I would consider a problem with the power cable used to feed that disk.

On Dec 5, 2017 11:48 PM, "Dev" <[email protected]> wrote:

> Old RAID controllers are notorious for misbehaving and giving false
> readings on drive/volume health. Additionally, the older the controller,
> the harder it is to find good shelf spares with matching model/firmware,
> etc. that will be happy reading your RAID volume(s) in the event of a
> controller failure. This is why I’ve been slowly migrating to a reasonably
> tolerant - like RAID 6 - array which is configured with software RAID in
> the native OS (typically Linux in my case). Nothing wrong with hardware
> RAID, it just can be a little tricky to recover data in the event the
> hardware dies.
>
> With the speed of hardware these days and size of drives, in a 4-drive
> array using RAID 6 you can build some very large volumes with great fault
> tolerance on vanilla hardware with good I/O performance, and even if the
> whole server turns into a smoking hole, you can rebuild your data on some
> other standard hardware. Also, as drives increase in capacity, it’s more
> important to have more than just one volume for parity, two is nice in RAID
> 6.
>
> You might be able to build a new box and start migrating your data in case
> you have a failure and difficulty getting your data. Hardware is usually
> cheaper than the data on it, and peace of mind is nice.

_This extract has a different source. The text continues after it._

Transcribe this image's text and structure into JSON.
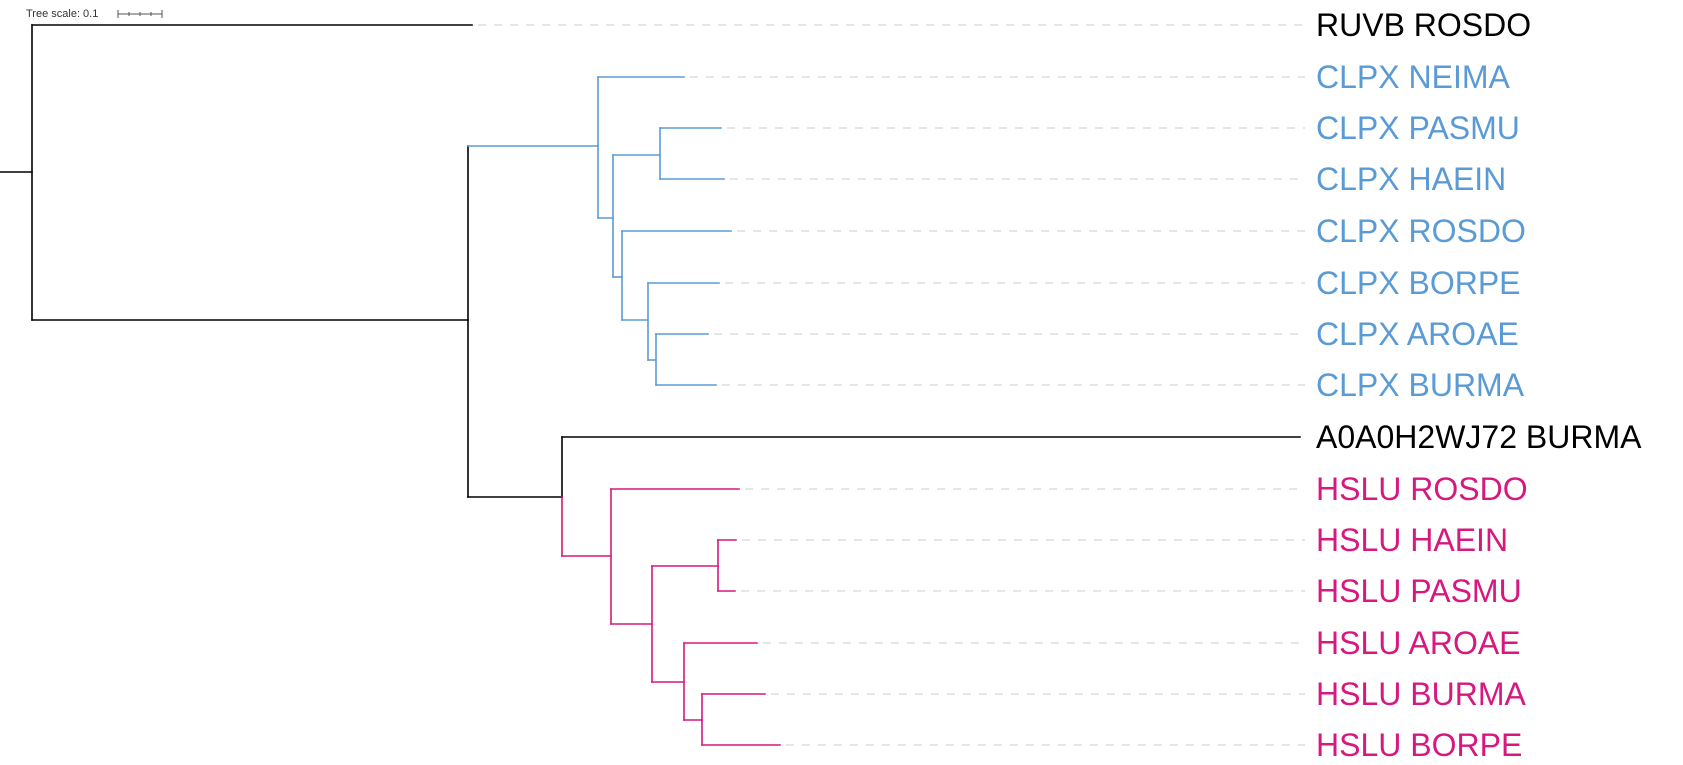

Good luck whichever
> way you choose, hope you keep all the important data.
>
> >>
> >
>
> I've got a somewhat old Dell Poweredge with a PERC H700 RAID controller.
>
> About a year ago SMART predicted a failure on disk 4, so I replaced it.
> A few weeks ago SMART predicted a failure on disk 4, so I replaced it.
> Today SMART predicts a failure on disk 4.
>
> On the second incident I have no doubts, because the disk made audible
> noises.  I'm just curious why it's always disk 4.  Can the controller
> conceivably do something that harms the disk?  Just a statistical
> anomaly?
>
> It's a RAID 1+0 by the way, so there should be a nearly identical
> workload on one of the other disks.